Taking into consideration of the financial difficulties and obstacles, several students and their families are facing as a result of this modern pandemic, the Tylers were impelled to extend their offering. Previously limited to students only from Baltimore, the endowed scholarship is now nationwide and will help generations of future Morgan students seeking a college education.
" “We’re trying to help young people succeed and this goal is aligned with Morgan’s mission; it’s such a perfect fit. We believe that Morgan State happens to be the best institution to use these resources,"
In 1961, Calvin E. Tyler Jr enrolled at Morgan State as he was the first in his family to attend college. Unluckily, he later took a hiatus from his education in 1963 due to lack of money and ultimately decided upon a job as a UPS driver in Baltimore. That ended up being the best decision of his life as he would then work his way up the ladder, as a black person in corporate America.
He eventually soared to senior vice president of operations before his departure in 1998 and joining the company’s board of directors. During his 34-year career at UPS, Tyler never forgot where he came from. He and his wife, Tina realized their calling card is to assist those who encountered misfortunes while pursuing their college degrees.
“My wife and I have become keenly aware of the effect that the pandemic has had on a number of young people trying to get an education [and] we have the resources to help a lot of young people,” Tyler shared. “This is why we are increasing our commitment at Morgan; we want to have more full tuition scholarships offered to young people so that they can graduate from college and enter the next stage of their life debt free.”

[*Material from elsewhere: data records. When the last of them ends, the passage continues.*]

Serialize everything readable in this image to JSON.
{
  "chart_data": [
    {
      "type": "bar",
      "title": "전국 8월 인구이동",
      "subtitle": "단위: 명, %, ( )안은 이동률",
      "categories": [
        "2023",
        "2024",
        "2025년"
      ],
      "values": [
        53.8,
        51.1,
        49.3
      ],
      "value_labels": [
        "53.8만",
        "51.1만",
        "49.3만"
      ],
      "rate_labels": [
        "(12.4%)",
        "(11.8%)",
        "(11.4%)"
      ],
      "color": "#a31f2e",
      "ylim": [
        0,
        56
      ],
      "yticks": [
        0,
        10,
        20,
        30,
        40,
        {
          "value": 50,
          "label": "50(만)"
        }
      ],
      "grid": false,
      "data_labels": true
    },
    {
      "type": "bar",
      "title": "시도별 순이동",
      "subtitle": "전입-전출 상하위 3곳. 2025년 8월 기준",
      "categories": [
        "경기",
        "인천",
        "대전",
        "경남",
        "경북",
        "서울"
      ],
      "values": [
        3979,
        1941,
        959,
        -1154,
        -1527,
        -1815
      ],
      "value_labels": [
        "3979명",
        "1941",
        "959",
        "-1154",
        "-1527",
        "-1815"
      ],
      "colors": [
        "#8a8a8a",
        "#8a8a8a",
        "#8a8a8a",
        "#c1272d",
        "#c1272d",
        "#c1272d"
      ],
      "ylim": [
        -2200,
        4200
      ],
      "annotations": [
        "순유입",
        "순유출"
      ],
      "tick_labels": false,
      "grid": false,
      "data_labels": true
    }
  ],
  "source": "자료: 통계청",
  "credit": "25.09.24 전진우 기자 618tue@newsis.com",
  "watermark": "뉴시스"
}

"Endowed scholarships and other gifts have far-reaching implications for any institution, but for a public, urban university like Morgan, with students from a broad spectrum of academic, social and economic backgrounds, the need is especially great,” said Donna Howard, vice president for Institutional Advancement. “We are forever grateful to the Tylers for their unrelenting charity to alma mater. The impact of their generosity will have a prevailing effect fostering Morgan-made leaders for generations.”
“We’re trying to help young people succeed and this goal is aligned with Morgan’s mission; it’s such a perfect fit. We believe that Morgan State happens to be the best institution to use these resources,” continued Mr. Tyler.
Attesting the value of delivering and strengthening systems of higher education, Tyler quarrels that “reliance on government loans is just not the answer. Debt can be extremely crippling to someone trying to get ahead in life [and] we just want to help as many young people as we can [to] get an education.”